A common ingredient in pet meals, meat and bone meal is simply a blend of several byproducts from the human food industry. Veterinary offices, animal shelters, and farms may use the heads, stomachs, and intestines of euthanized cows, horses, dogs, and cats to produce “meat and bone meal” (horrifying but true). Along with the deceased animals, the pet chow also contains the anesthetic pentabarbitol that was used to put the creatures to sleep. In addition to unused restaurant grease, “flesh and bone meal” may also comprise faulty (or even cancerous) meat components retrieved from deceased animals. Or, to put it another way, this common ingredient is a mixture of dreadfully inferior and potentially hazardous waste materials from the human food industry.

The terms “meat and bone meal,” “meat by-product,” and “meat by-product meal” are also used to describe the ingredients in pet food. It is an unidentified, incredibly poor ingredient in pet food.

Another lement that Mimics the One Previously Mentioned is “Animal Digest.”

The chicken feet I mentioned before may be present in items labeled “Chicken By-Product,” “Poultry By-Product,” or “Chicken By-Product Meal.” These include any byproducts from the chicken or poultry industry, including but not limited to chicken feet, skin with some feathers, heads, and guts. All of these components are still present whether the bird is healthy, unwell, dead, or in the dying process.

What you Gotta do is as Follows:

BEFORE you purchase any pet food, turn the bag over and carefully review the ingredient list. The items on the aforementioned list would be among the first five or ten ingredients. If you find ANY of those things, I strongly advise against purchasing the food.

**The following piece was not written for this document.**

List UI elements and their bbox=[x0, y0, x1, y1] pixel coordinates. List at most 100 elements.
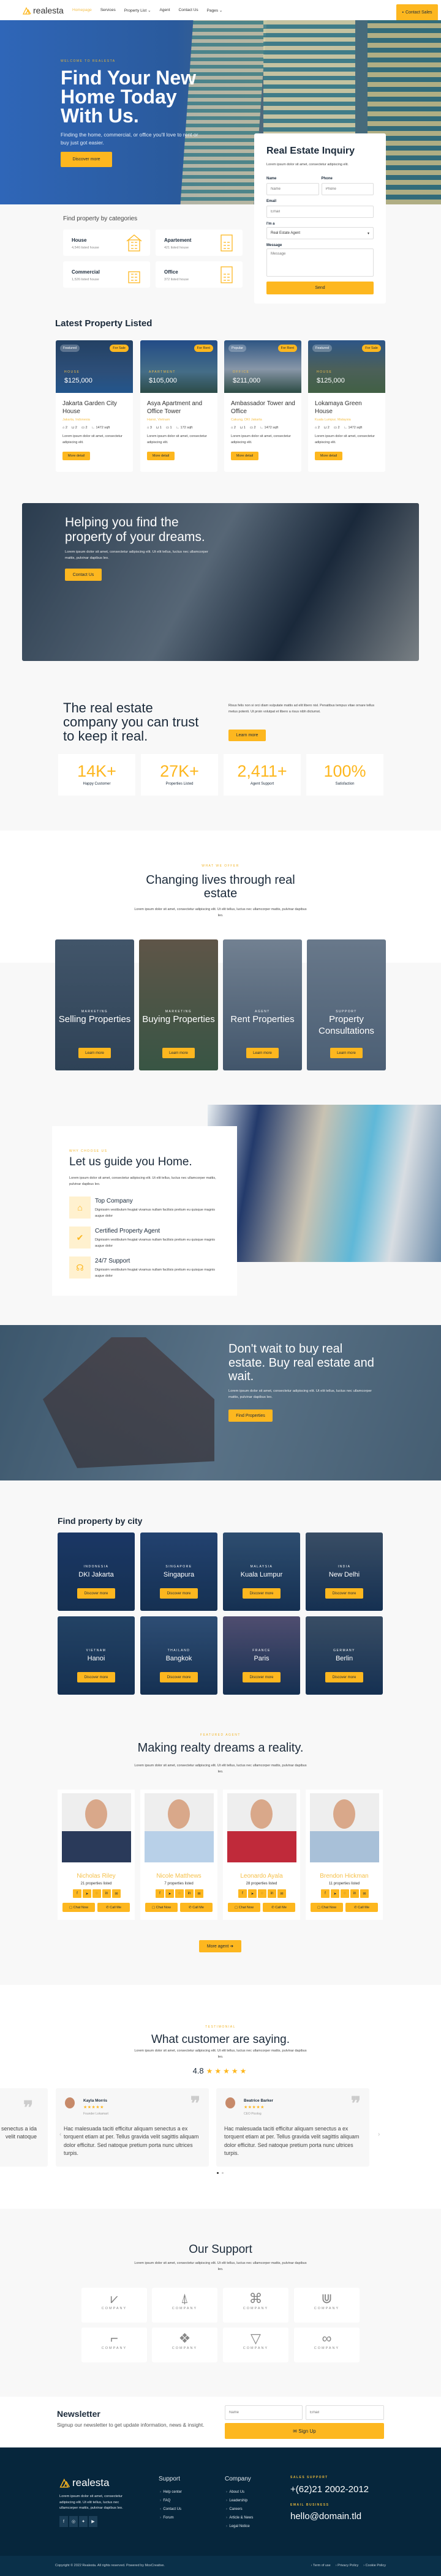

Remember that chicken feet and animal carcasses are also acceptable sources of protein. All that is required in terms of pet food is the right analysis.

In order to boost the protein percentages, several pet food manufacturers in this category add grains and chemical additives to grain-based products. Pet food was voluntarily recalled as a result starting in March 2007.  Because no one foresee the probability that the two toxins’ combination could result in kidney and bladder blockage, many pets perished and many others became unwell. Again, their ruse is that the product’s protein level must be evaluated; nobody is required to provide high-quality beef protein.

Why is it crucial that you recognize grains as a source of protein? First off, science has established that a meat protein is beneficial to and necessary for both cats and dogs. The pet won’t get the meat it needs to flourish if its protein source comes from grains. By the way, melamime is one of the substances that were discovered to be the root of the pet food recall in March 2007. Aflatoxin is another another issue associated with cereals. You might not be aware of the new pet food recalls that have taken place because of aflatoxin, a deadly mold found in corn, wheat, and soy. Over 100 pets perished as a result of moldy grains that contained aflatoxin in Diamond Pet Food before the product was recalled in December 2005.